On the bearish side, if the price rebounds to the 3180-3200 zone and encounters resistance, consider lightly shorting with a stop loss at 3225. The first target is around 3130-3100, and if the weakness continues, look towards 3070. If the 3100 level is broken and upward momentum stalls, you can add to short positions around 3090-3080, moving the stop loss to 3120, with an expected target of 3070-3050.
Conversely, for bullish opportunities, if the price pulls back to 3100-3070 and shows signs of stabilization (such as a long lower shadow or decreasing volume at the bottom), consider taking a small long position with a stop loss at 3050, aiming for 3150-3180. Once near the target, reduce the position accordingly. If the price breaks below 3100 but finds strong support around 3000 with a volume rebound, you can add longs at 3020-3030, with a stop loss below 3000, targeting 3100-3130.

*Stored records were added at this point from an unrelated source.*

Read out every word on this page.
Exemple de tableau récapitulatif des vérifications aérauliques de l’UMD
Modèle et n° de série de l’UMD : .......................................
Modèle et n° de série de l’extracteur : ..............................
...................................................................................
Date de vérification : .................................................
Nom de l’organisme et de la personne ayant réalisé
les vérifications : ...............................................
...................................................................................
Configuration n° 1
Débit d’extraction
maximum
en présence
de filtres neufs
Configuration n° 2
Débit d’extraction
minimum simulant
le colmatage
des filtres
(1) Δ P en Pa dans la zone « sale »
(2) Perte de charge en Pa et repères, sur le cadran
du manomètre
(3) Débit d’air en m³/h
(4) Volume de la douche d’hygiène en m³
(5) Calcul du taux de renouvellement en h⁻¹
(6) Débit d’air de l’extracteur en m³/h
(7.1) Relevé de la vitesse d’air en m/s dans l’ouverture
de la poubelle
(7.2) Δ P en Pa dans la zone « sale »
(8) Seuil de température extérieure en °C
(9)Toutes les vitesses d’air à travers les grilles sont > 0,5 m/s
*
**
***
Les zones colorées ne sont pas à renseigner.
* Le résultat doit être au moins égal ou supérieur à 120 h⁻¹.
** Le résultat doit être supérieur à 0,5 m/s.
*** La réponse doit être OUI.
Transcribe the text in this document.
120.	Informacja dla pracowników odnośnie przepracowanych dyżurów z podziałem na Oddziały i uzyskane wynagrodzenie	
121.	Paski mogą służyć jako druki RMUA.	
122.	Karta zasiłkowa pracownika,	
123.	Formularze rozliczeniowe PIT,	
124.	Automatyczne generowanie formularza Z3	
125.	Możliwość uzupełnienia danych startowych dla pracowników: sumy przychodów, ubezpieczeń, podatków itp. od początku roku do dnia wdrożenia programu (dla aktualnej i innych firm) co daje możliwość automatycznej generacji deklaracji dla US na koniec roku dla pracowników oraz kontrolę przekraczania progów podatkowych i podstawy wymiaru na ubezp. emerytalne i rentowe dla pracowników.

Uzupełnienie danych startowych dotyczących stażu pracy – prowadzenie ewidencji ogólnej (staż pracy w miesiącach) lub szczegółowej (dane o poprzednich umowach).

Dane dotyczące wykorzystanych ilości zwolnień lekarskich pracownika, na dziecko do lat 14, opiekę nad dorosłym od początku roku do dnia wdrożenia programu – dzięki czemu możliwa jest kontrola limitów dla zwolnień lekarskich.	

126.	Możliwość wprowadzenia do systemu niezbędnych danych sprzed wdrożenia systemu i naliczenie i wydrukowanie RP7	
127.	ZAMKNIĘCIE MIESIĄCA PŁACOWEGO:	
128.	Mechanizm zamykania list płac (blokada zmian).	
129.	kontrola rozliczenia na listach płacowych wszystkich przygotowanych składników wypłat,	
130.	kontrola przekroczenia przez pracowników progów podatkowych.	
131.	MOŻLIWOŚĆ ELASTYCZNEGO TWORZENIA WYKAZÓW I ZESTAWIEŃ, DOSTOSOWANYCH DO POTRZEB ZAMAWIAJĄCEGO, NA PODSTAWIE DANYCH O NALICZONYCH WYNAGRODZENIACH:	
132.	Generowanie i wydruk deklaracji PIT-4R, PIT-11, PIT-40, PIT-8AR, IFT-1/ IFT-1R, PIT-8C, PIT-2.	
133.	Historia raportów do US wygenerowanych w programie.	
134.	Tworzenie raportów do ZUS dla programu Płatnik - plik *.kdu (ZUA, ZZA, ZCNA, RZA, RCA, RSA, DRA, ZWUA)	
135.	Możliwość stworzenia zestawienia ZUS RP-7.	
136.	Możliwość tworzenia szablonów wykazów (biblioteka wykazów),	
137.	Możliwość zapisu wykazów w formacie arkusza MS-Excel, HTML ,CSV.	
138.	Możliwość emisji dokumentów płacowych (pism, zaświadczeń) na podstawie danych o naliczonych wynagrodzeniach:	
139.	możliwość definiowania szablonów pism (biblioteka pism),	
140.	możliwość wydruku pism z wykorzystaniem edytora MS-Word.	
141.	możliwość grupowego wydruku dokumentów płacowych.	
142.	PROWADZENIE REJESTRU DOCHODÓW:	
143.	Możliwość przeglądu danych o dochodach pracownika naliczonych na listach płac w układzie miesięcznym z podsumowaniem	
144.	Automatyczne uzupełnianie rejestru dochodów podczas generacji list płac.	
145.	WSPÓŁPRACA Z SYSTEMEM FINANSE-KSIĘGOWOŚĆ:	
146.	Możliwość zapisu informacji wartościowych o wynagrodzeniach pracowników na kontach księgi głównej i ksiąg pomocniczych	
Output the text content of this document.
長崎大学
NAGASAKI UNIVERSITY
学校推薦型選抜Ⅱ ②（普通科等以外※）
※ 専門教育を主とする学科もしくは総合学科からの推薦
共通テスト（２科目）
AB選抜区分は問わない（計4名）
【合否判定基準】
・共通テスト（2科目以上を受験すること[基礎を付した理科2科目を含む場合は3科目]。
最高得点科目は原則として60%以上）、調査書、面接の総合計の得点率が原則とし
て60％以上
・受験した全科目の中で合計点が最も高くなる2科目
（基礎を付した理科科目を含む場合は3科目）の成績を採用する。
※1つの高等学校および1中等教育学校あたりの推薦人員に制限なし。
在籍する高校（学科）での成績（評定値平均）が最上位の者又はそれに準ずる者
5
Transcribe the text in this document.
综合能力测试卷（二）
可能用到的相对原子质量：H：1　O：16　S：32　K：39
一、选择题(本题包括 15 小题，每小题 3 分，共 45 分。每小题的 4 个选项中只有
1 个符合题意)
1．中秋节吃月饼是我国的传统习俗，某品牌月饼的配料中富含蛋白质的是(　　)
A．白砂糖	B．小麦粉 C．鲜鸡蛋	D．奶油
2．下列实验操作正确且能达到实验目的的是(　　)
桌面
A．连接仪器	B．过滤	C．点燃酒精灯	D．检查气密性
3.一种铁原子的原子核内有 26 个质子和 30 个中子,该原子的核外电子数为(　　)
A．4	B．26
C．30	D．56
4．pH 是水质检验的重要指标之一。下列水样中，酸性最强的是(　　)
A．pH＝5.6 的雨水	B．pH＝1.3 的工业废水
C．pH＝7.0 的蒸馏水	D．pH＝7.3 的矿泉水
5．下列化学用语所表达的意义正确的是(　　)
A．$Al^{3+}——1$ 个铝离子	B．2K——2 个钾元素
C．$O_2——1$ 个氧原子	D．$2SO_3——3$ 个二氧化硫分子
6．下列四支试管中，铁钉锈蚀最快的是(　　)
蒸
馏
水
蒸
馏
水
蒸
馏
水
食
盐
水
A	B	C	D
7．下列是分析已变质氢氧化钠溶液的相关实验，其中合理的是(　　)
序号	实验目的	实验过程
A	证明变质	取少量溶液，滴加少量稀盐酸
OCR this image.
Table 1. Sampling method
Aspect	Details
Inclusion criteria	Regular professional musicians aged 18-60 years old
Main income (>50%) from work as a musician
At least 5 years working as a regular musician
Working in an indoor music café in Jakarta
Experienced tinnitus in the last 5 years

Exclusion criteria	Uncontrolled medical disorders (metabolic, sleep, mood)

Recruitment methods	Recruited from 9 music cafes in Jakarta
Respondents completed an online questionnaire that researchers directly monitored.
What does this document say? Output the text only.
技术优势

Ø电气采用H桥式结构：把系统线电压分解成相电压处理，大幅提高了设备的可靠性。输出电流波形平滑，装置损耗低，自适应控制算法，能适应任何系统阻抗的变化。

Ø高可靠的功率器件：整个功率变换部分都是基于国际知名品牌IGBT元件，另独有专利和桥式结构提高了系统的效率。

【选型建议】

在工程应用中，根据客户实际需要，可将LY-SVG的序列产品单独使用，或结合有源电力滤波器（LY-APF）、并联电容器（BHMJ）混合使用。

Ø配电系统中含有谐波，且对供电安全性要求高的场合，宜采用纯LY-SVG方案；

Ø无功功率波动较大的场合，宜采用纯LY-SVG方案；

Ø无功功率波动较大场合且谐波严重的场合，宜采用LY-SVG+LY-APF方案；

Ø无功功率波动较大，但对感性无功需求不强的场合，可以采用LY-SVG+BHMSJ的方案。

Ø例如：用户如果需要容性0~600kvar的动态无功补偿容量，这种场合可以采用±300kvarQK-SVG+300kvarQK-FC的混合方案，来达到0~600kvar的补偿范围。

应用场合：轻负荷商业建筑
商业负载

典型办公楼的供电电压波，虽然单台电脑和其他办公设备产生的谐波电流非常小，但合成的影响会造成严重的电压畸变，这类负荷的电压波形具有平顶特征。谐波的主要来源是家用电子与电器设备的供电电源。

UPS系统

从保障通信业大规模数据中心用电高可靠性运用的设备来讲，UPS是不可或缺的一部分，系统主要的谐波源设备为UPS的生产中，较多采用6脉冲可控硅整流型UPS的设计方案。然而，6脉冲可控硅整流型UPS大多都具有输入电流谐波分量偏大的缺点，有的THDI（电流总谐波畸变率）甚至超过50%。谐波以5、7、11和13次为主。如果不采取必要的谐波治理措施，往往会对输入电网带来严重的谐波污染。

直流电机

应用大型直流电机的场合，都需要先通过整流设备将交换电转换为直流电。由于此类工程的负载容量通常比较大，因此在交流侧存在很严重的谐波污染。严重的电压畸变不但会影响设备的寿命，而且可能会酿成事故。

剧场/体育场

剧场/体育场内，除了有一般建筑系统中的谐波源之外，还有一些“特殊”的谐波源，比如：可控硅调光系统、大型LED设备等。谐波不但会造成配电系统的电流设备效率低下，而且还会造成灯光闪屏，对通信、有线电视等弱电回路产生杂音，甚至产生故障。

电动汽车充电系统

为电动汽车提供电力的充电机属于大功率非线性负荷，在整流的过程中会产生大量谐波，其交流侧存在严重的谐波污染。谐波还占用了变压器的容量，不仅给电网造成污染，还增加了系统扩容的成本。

The most critical aspect is risk control. No single trade should exceed 10% of the account, and total position exposure should be kept within 30%. Avoid full or heavy positions. Once stop loss levels are set, strictly adhere to them—do not hold onto positions out of luck. Lock in profits by moving stop losses upward promptly. Pay special attention to data impacts; before the initial jobless claims release, close or reduce positions within 30 minutes to avoid gaps caused by unexpected news. When prices fluctuate between 3130-3180 with unclear direction, the wisest approach is to stay on the sidelines—do not open new positions just for the sake of trading.